Passive acoustic monitoring (PAM) is used for many vocal species. However, few studies have quantified the fraction of vocalisations captured, and how animal distance and sound source level affect detection probability. Quantifying the detection probability or effective detection area (EDA) of a recorder is a prerequisite for designing and implementing monitoring studies, and essential for estimating absolute density and abundance from PAM data.
We tested the detector performance of cetacean click loggers (C‐PODs) using artificial and recorded harbour porpoise clicks played at a range of distances and source levels. Detection rate of individual clicks and click sequences (or click trains) was calculated. A Generalised Additive Model (GAM) was used to create a detection function and estimate the effective detection radius (EDR) and EDA for both types of signals.

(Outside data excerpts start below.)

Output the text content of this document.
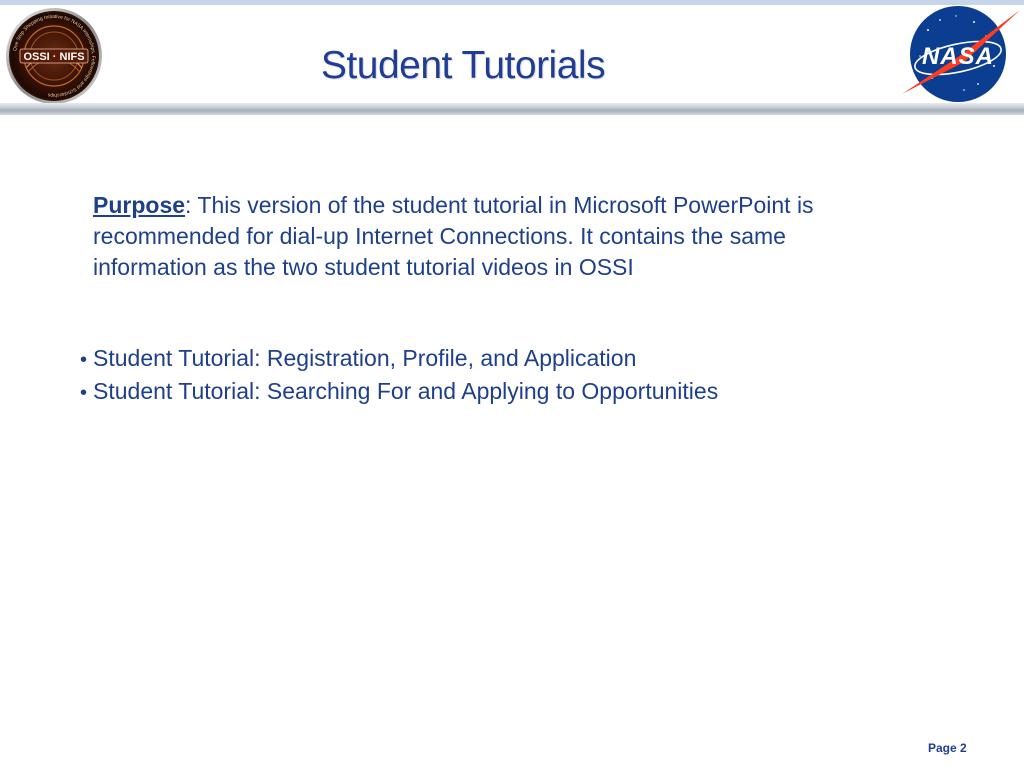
One Stop Shopping Initiative for NASA Internships, Fellowships and Scholarships
OSSI · NIFS	Student Tutorials	NASA
Purpose: This version of the student tutorial in Microsoft PowerPoint is recommended for dial-up Internet Connections. It contains the same information as the two student tutorial videos in OSSI
• Student Tutorial: Registration, Profile, and Application
• Student Tutorial: Searching For and Applying to Opportunities
Page 2
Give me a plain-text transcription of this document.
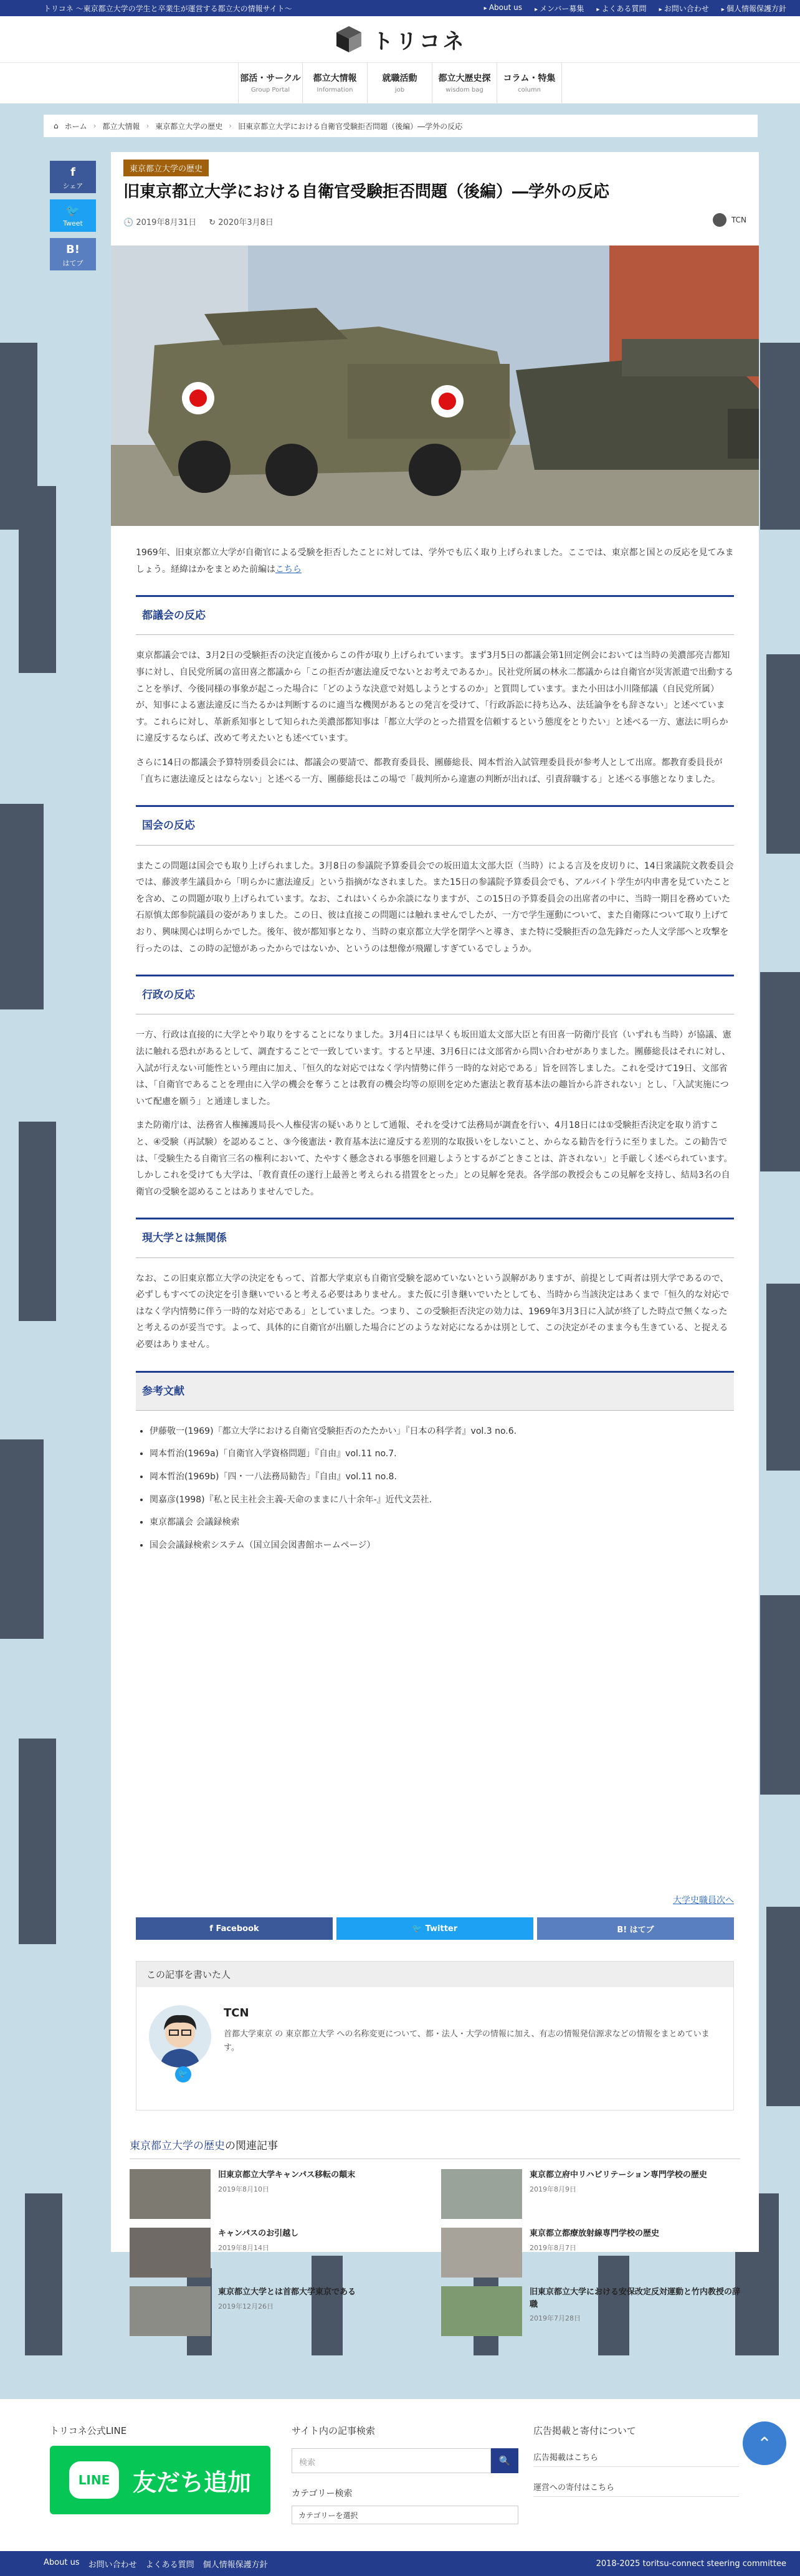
トリコネ 〜東京都立大学の学生と卒業生が運営する都立大の情報サイト〜	▸ About us	▸ メンバー募集	▸ よくある質問	▸ お問い合わせ	▸ 個人情報保護方針
トリコネ
部活・サークル
Group Portal
都立大情報
Information
就職活動
job
都立大歴史探
wisdom bag
コラム・特集
column
⌂ ホーム › 都立大情報 › 東京都立大学の歴史 › 旧東京都立大学における自衛官受験拒否問題（後編）―学外の反応
f
シェア
🐦
Tweet
B!
はてブ
東京都立大学の歴史
旧東京都立大学における自衛官受験拒否問題（後編）―学外の反応
🕓 2019年8月31日 ↻ 2020年3月8日	TCN

1969年、旧東京都立大学が自衛官による受験を拒否したことに対しては、学外でも広く取り上げられました。ここでは、東京都と国との反応を見てみましょう。経緯はかをまとめた前編はこちら

都議会の反応

東京都議会では、3月2日の受験拒否の決定直後からこの件が取り上げられています。まず3月5日の都議会第1回定例会においては当時の美濃部亮吉都知事に対し、自民党所属の富田喜之都議から「この拒否が憲法違反でないとお考えであるか」。民社党所属の林永二都議からは自衛官が災害派遣で出動することを挙げ、今後同様の事象が起こった場合に「どのような決意で対処しようとするのか」と質問しています。また小田は小川隆郁議（自民党所属）が、知事による憲法違反に当たるかは判断するのに適当な機関があるとの発言を受けて、「行政訴訟に持ち込み、法廷論争をも辞さない」と述べています。これらに対し、革新系知事として知られた美濃部都知事は「都立大学のとった措置を信頼するという態度をとりたい」と述べる一方、憲法に明らかに違反するならば、改めて考えたいとも述べています。

さらに14日の都議会予算特別委員会には、都議会の要請で、都教育委員長、團藤総長、岡本哲治入試管理委員長が参考人として出席。都教育委員長が「直ちに憲法違反とはならない」と述べる一方、團藤総長はこの場で「裁判所から違憲の判断が出れば、引責辞職する」と述べる事態となりました。

国会の反応

またこの問題は国会でも取り上げられました。3月8日の参議院予算委員会での坂田道太文部大臣（当時）による言及を皮切りに、14日衆議院文教委員会では、藤波孝生議員から「明らかに憲法違反」という指摘がなされました。また15日の参議院予算委員会でも、アルバイト学生が内申書を見ていたことを含め、この問題が取り上げられています。なお、これはいくらか余談になりますが、この15日の予算委員会の出席者の中に、当時一期目を務めていた石原慎太郎参院議員の姿がありました。この日、彼は直接この問題には触れませんでしたが、一方で学生運動について、また自衛隊について取り上げており、興味関心は明らかでした。後年、彼が都知事となり、当時の東京都立大学を閉学へと導き、また特に受験拒否の急先鋒だった人文学部へと攻撃を行ったのは、この時の記憶があったからではないか、というのは想像が飛躍しすぎているでしょうか。

行政の反応

一方、行政は直接的に大学とやり取りをすることになりました。3月4日には早くも坂田道太文部大臣と有田喜一防衛庁長官（いずれも当時）が協議、憲法に触れる恐れがあるとして、調査することで一致しています。すると早速、3月6日には文部省から問い合わせがありました。團藤総長はそれに対し、入試が行えない可能性という理由に加え、「恒久的な対応ではなく学内情勢に伴う一時的な対応である」旨を回答しました。これを受けて19日、文部省は、「自衛官であることを理由に入学の機会を奪うことは教育の機会均等の原則を定めた憲法と教育基本法の趣旨から許されない」とし、「入試実施について配慮を願う」と通達しました。

また防衛庁は、法務省人権擁護局長へ人権侵害の疑いありとして通報、それを受けて法務局が調査を行い、4月18日には①受験拒否決定を取り消すこと、④受験（再試験）を認めること、③今後憲法・教育基本法に違反する差別的な取扱いをしないこと、からなる勧告を行うに至りました。この勧告では、「受験生たる自衛官三名の権利において、たやすく懸念される事態を回避しようとするがごときことは、許されない」と手厳しく述べられています。しかしこれを受けても大学は、「教育責任の遂行上最善と考えられる措置をとった」との見解を発表。各学部の教授会もこの見解を支持し、結局3名の自衛官の受験を認めることはありませんでした。

現大学とは無関係

なお、この旧東京都立大学の決定をもって、首都大学東京も自衛官受験を認めていないという誤解がありますが、前提として両者は別大学であるので、必ずしもすべての決定を引き継いでいると考える必要はありません。また仮に引き継いでいたとしても、当時から当該決定はあくまで「恒久的な対応ではなく学内情勢に伴う一時的な対応である」としていました。つまり、この受験拒否決定の効力は、1969年3月3日に入試が終了した時点で無くなったと考えるのが妥当です。よって、具体的に自衛官が出願した場合にどのような対応になるかは別として、この決定がそのまま今も生きている、と捉える必要はありません。

参考文献
• 伊藤敬一(1969)「都立大学における自衛官受験拒否のたたかい」『日本の科学者』vol.3 no.6.
• 岡本哲治(1969a)「自衛官入学資格問題」『自由』vol.11 no.7.
• 岡本哲治(1969b)「四・一八法務局勧告」『自由』vol.11 no.8.
• 関嘉彦(1998)『私と民主社会主義-天命のままに八十余年-』近代文芸社.
• 東京都議会 会議録検索
• 国会会議録検索システム（国立国会図書館ホームページ）
大学史職員次へ
f Facebook	🐦 Twitter	B! はてブ
この記事を書いた人
TCN
首都大学東京 の 東京都立大学 への名称変更について、都・法人・大学の情報に加え、有志の情報発信源求などの情報をまとめています。
🐦
東京都立大学の歴史の関連記事
旧東京都立大学キャンパス移転の顛末
2019年8月10日
東京都立府中リハビリテーション専門学校の歴史
2019年8月9日
キャンパスのお引越し
2019年8月14日
東京都立都療放射線専門学校の歴史
2019年8月7日
東京都立大学とは首都大学東京である
2019年12月26日
旧東京都立大学における安保改定反対運動と竹内教授の辞職
2019年7月28日
トリコネ公式LINE
LINE 友だち追加
サイト内の記事検索
検索	🔍
カテゴリー検索
カテゴリーを選択
広告掲載と寄付について
広告掲載はこちら
運営への寄付はこちら
⌃
About us お問い合わせ よくある質問 個人情報保護方針	2018-2025 toritsu-connect steering committee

Source level and distance from logger influenced the detection probability. Whilst differences between loggers were evident, detectability was influenced more by the deployment site than within‐logger variability. Maximum distance for detecting real recorded porpoise clicks was 566 m. Mean EDR for artificial signals with source level 176 dB re 1 μPa @ 1m was 187 m., and for a recorded vocalisation with source level up to 182 dB re 1 μPa was 188 m. For detections classified as harbour porpoise click sequences the mean EDR was 72 m.
The analytical methods presented are a valid technique for estimating the EDA of any logger used in abundance estimates. We present a practical way to obtain data with a cetacean click logger, with the caveat that artificial playbacks cannot mimic real animal behaviour and are at best able to account for some of the variability in detections between sites, removing logger and propagation effects so that what remains is density and behavioural differences. If calibrated against real‐world EDAs (e.g., from tagged animals) it is possible to estimate site‐specific detection area and absolute density. We highlight the importance of accounting for both biological and environmental factors affecting vocalisations so that accurate estimates of detection area can be determined, and effective monitoring regimes implemented.